After we posted the image in congratulations to Jordan and Coogler, some responded negatively. Instagram user @Fettimagazine wrote, “The pose insinuates a man dominating another man. He’s palming his head.”
Another user, @Mizzlee_atl wrote, “Why is he holding his head like that anyway? What type of unity does this suggest? It does look a little suspect. Looks almost like he has his head headed towards his … How about a simple handshake?”
Other users defended the photo. User @only1shala wrote, “I see nothing wrong with the photo! I love it honestly. I don’t see anything that says homosexual. I see two amazing black men that’s all.”

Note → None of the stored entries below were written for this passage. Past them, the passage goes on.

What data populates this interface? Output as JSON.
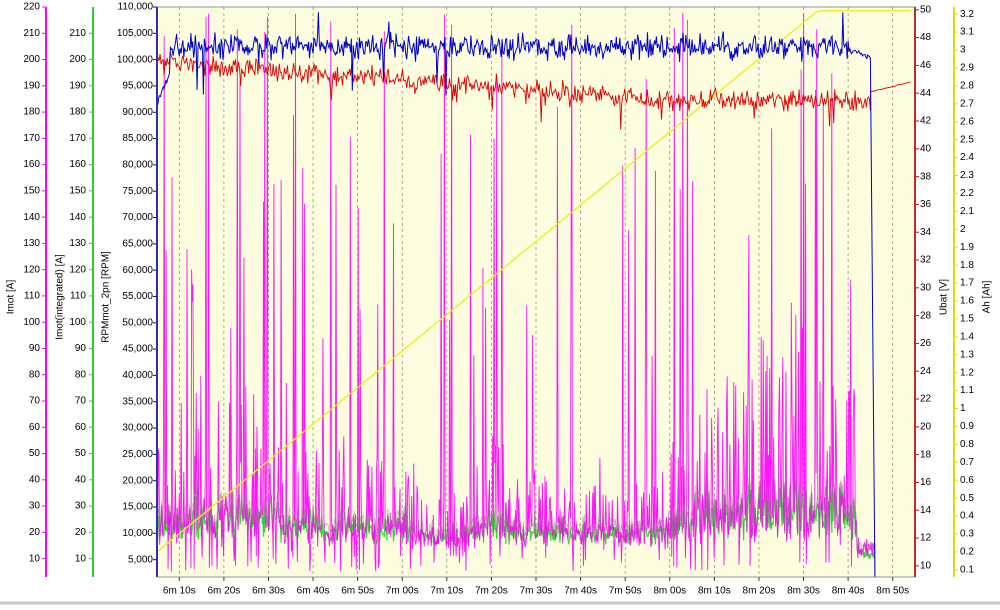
{
  "colors": {
    "plot_bg": "#fdfde0",
    "grid": "#8a8a70",
    "imot": "#ff00ff",
    "imot_integrated": "#33dd33",
    "rpm": "#0000cc",
    "ubat": "#dd0000",
    "ah": "#eeee22",
    "mix_overlap": "#8a7a8a"
  },
  "chart_data": {
    "type": "line",
    "x": {
      "ticks": [
        "6m 10s",
        "6m 20s",
        "6m 30s",
        "6m 40s",
        "6m 50s",
        "7m 00s",
        "7m 10s",
        "7m 20s",
        "7m 30s",
        "7m 40s",
        "7m 50s",
        "8m 00s",
        "8m 10s",
        "8m 20s",
        "8m 30s",
        "8m 40s",
        "8m 50s"
      ],
      "range_s": [
        365,
        535
      ],
      "tick_start_s": 370,
      "tick_step_s": 10
    },
    "axes": [
      {
        "id": "imot",
        "label": "Imot [A]",
        "side": "left",
        "range": [
          3,
          220
        ],
        "ticks": [
          220,
          210,
          200,
          190,
          180,
          170,
          160,
          150,
          140,
          130,
          120,
          110,
          100,
          90,
          80,
          70,
          60,
          50,
          40,
          30,
          20,
          10
        ]
      },
      {
        "id": "imot_integrated",
        "label": "Imot(integrated) [A]",
        "side": "left",
        "range": [
          3,
          220
        ],
        "ticks": [
          210,
          200,
          190,
          180,
          170,
          160,
          150,
          140,
          130,
          120,
          110,
          100,
          90,
          80,
          70,
          60,
          50,
          40,
          30,
          20,
          10
        ]
      },
      {
        "id": "rpm",
        "label": "RPMmot_2pn [RPM]",
        "side": "left",
        "range": [
          1700,
          110000
        ],
        "ticks": [
          "110,000",
          "105,000",
          "100,000",
          "95,000",
          "90,000",
          "85,000",
          "80,000",
          "75,000",
          "70,000",
          "65,000",
          "60,000",
          "55,000",
          "50,000",
          "45,000",
          "40,000",
          "35,000",
          "30,000",
          "25,000",
          "20,000",
          "15,000",
          "10,000",
          "5,000"
        ]
      },
      {
        "id": "ubat",
        "label": "Ubat [V]",
        "side": "right",
        "range": [
          9.2,
          50.2
        ],
        "ticks": [
          50,
          48,
          46,
          44,
          42,
          40,
          38,
          36,
          34,
          32,
          30,
          28,
          26,
          24,
          22,
          20,
          18,
          16,
          14,
          12,
          10
        ]
      },
      {
        "id": "ah",
        "label": "Ah [Ah]",
        "side": "right",
        "range": [
          0.06,
          3.24
        ],
        "ticks": [
          3.2,
          3.1,
          3,
          2.9,
          2.8,
          2.7,
          2.6,
          2.5,
          2.4,
          2.3,
          2.2,
          2.1,
          2,
          1.9,
          1.8,
          1.7,
          1.6,
          1.5,
          1.4,
          1.3,
          1.2,
          1.1,
          1,
          0.9,
          0.8,
          0.7,
          0.6,
          0.5,
          0.4,
          0.3,
          0.2,
          0.1
        ]
      }
    ],
    "series": [
      {
        "axis": "rpm",
        "t_range_s": [
          365,
          525
        ],
        "baseline": 102500,
        "noise": 3500,
        "start_value": 92000
      },
      {
        "axis": "ubat",
        "t_range_s": [
          365,
          534
        ],
        "start_value": 46.3,
        "end_mid": 43.5,
        "final": 44.8,
        "noise": 1.1
      },
      {
        "axis": "ah",
        "t_range_s": [
          365,
          534
        ],
        "start_value": 0.2,
        "end_value": 3.22
      },
      {
        "axis": "imot_integrated",
        "t_range_s": [
          365,
          525
        ],
        "min": 10,
        "typical": 18,
        "peak": 160
      },
      {
        "axis": "imot",
        "t_range_s": [
          365,
          526
        ],
        "min": 5,
        "typical": 25,
        "peak": 218
      }
    ]
  }
}
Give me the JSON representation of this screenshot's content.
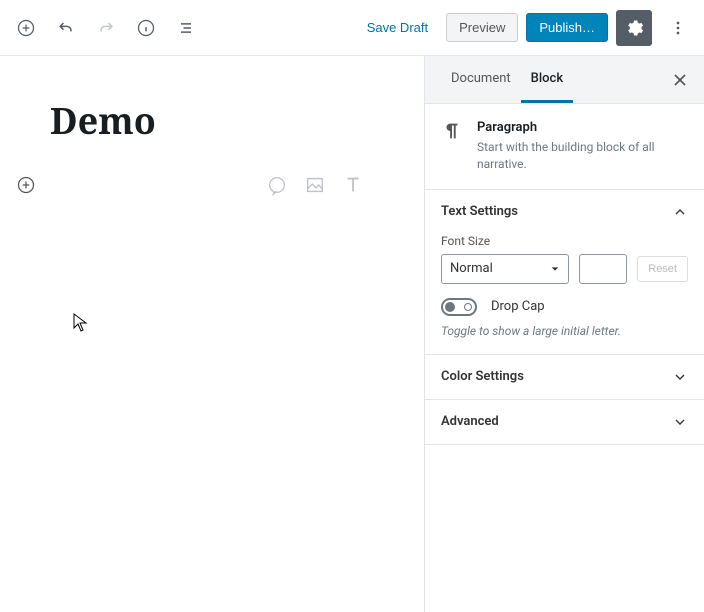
{
  "toolbar": {
    "save_draft": "Save Draft",
    "preview": "Preview",
    "publish": "Publish…"
  },
  "editor": {
    "title": "Demo"
  },
  "sidebar": {
    "tabs": {
      "document": "Document",
      "block": "Block"
    },
    "paragraph": {
      "title": "Paragraph",
      "desc": "Start with the building block of all narrative."
    },
    "text_settings": {
      "title": "Text Settings",
      "font_size_label": "Font Size",
      "font_size_value": "Normal",
      "reset": "Reset",
      "drop_cap": "Drop Cap",
      "drop_cap_hint": "Toggle to show a large initial letter."
    },
    "color_settings": {
      "title": "Color Settings"
    },
    "advanced": {
      "title": "Advanced"
    }
  }
}
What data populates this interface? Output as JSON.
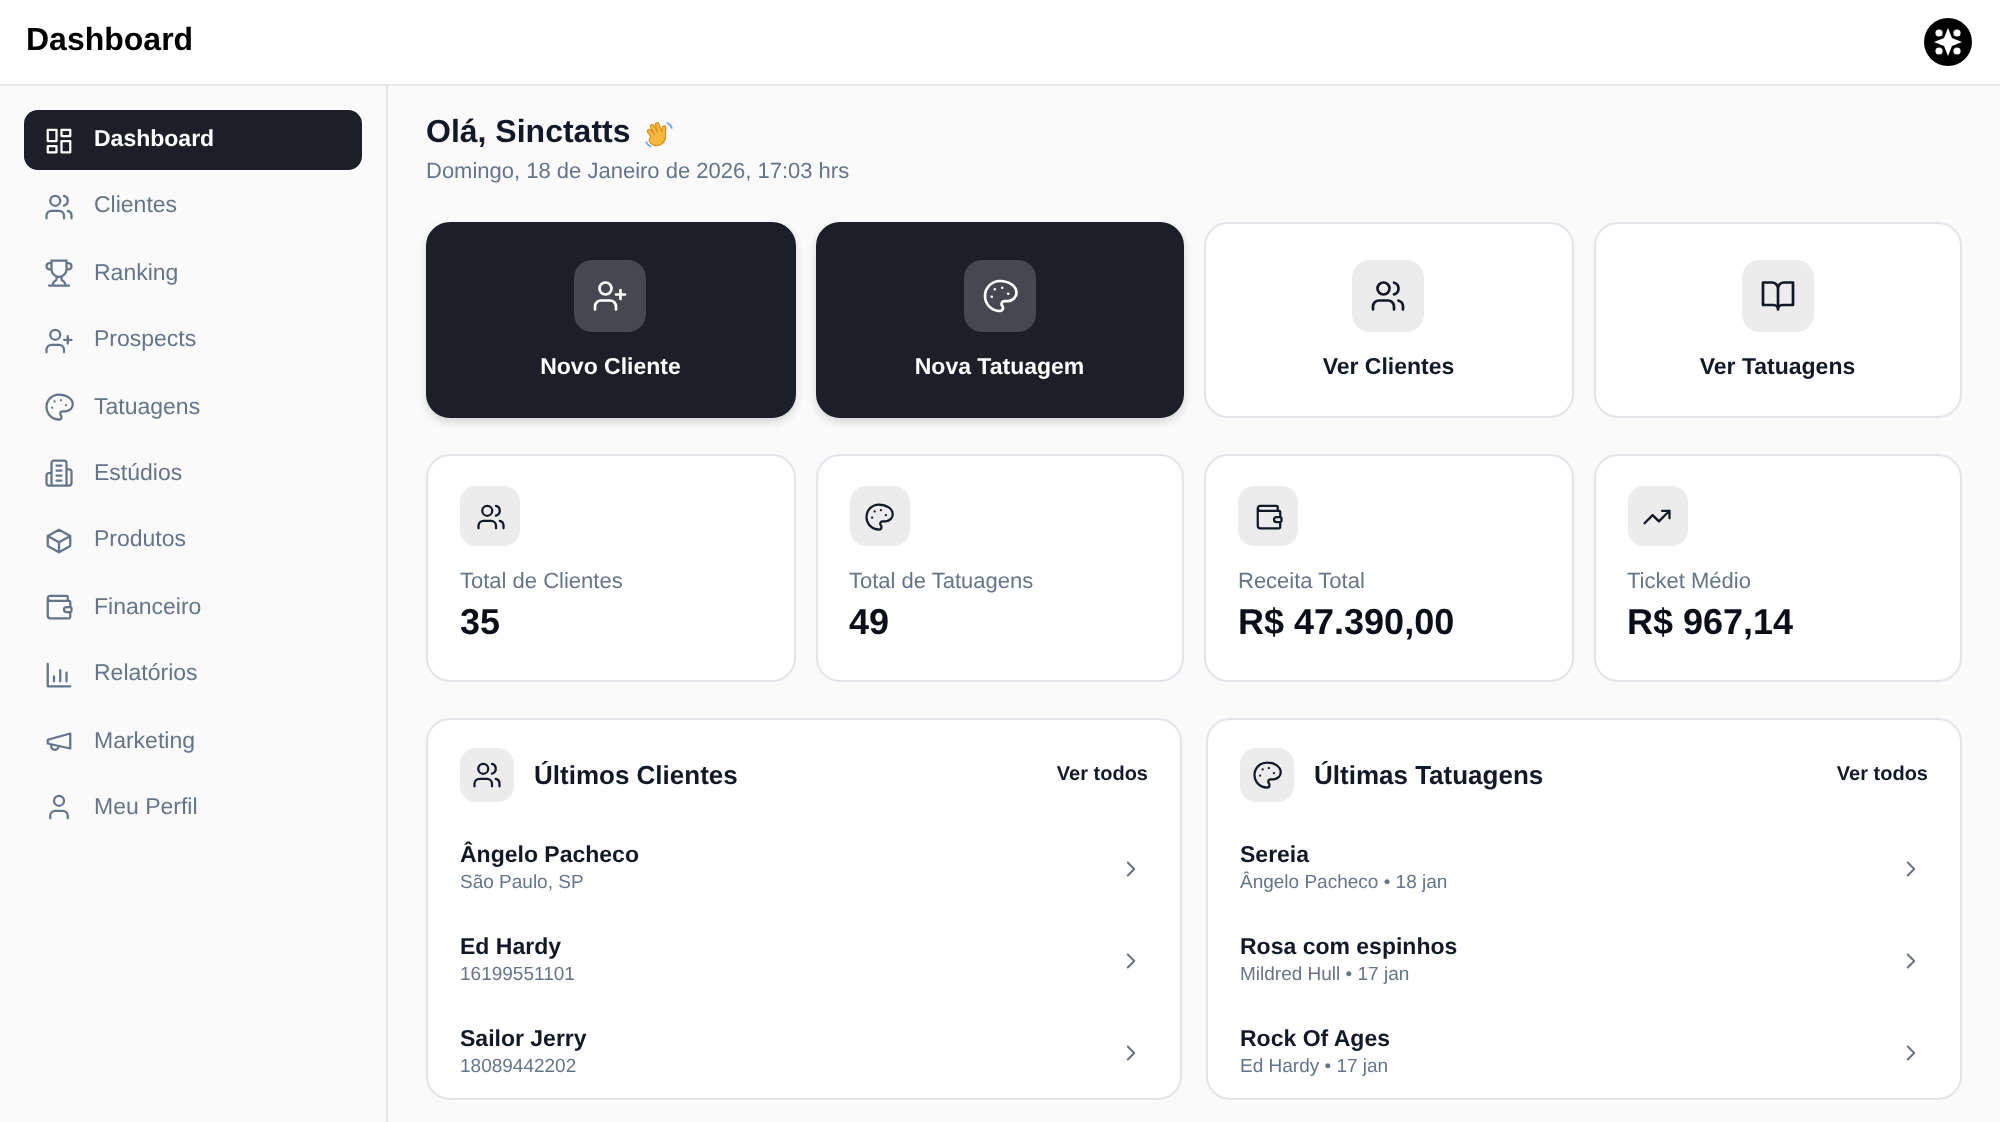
{
  "header": {
    "title": "Dashboard"
  },
  "sidebar": {
    "items": [
      {
        "label": "Dashboard",
        "selected": true
      },
      {
        "label": "Clientes",
        "selected": false
      },
      {
        "label": "Ranking",
        "selected": false
      },
      {
        "label": "Prospects",
        "selected": false
      },
      {
        "label": "Tatuagens",
        "selected": false
      },
      {
        "label": "Estúdios",
        "selected": false
      },
      {
        "label": "Produtos",
        "selected": false
      },
      {
        "label": "Financeiro",
        "selected": false
      },
      {
        "label": "Relatórios",
        "selected": false
      },
      {
        "label": "Marketing",
        "selected": false
      },
      {
        "label": "Meu Perfil",
        "selected": false
      }
    ]
  },
  "greeting": {
    "title": "Olá, Sinctatts",
    "date": "Domingo, 18 de Janeiro de 2026, 17:03 hrs"
  },
  "actions": [
    {
      "label": "Novo Cliente",
      "kind": "primary"
    },
    {
      "label": "Nova Tatuagem",
      "kind": "primary"
    },
    {
      "label": "Ver Clientes",
      "kind": "secondary"
    },
    {
      "label": "Ver Tatuagens",
      "kind": "secondary"
    }
  ],
  "stats": [
    {
      "label": "Total de Clientes",
      "value": "35"
    },
    {
      "label": "Total de Tatuagens",
      "value": "49"
    },
    {
      "label": "Receita Total",
      "value": "R$ 47.390,00"
    },
    {
      "label": "Ticket Médio",
      "value": "R$ 967,14"
    }
  ],
  "panels": [
    {
      "title": "Últimos Clientes",
      "link": "Ver todos",
      "rows": [
        {
          "title": "Ângelo Pacheco",
          "subtitle": "São Paulo, SP"
        },
        {
          "title": "Ed Hardy",
          "subtitle": "16199551101"
        },
        {
          "title": "Sailor Jerry",
          "subtitle": "18089442202"
        }
      ]
    },
    {
      "title": "Últimas Tatuagens",
      "link": "Ver todos",
      "rows": [
        {
          "title": "Sereia",
          "subtitle": "Ângelo Pacheco • 18 jan"
        },
        {
          "title": "Rosa com espinhos",
          "subtitle": "Mildred Hull • 17 jan"
        },
        {
          "title": "Rock Of Ages",
          "subtitle": "Ed Hardy • 17 jan"
        }
      ]
    }
  ]
}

The response to the photo raises an interesting point on how masculinity is viewed within the Black community. As young boys, Black males are often taught to always remain strong, to never cry, and to always fight back at all costs. From an early age, we learn that aggression and combativeness are essential to survival. So we wrestle, slap box, and fight to show strength.
But how should we promote the importance of Black male unity? Is it possible for Black males to show solidarity in brotherhood without the image or concept becoming over sexualized?
Jordan and Coogler are young Black men who have made strides to tell unique stories in Hollywood. The photo should be viewed as two men who have developed a brotherhood while combining their talents. Jordan and Coogler represent a new age of prosperity for Black males. It should also represent a new age of Black males being able to show unity without it being questioned by homophobic voices.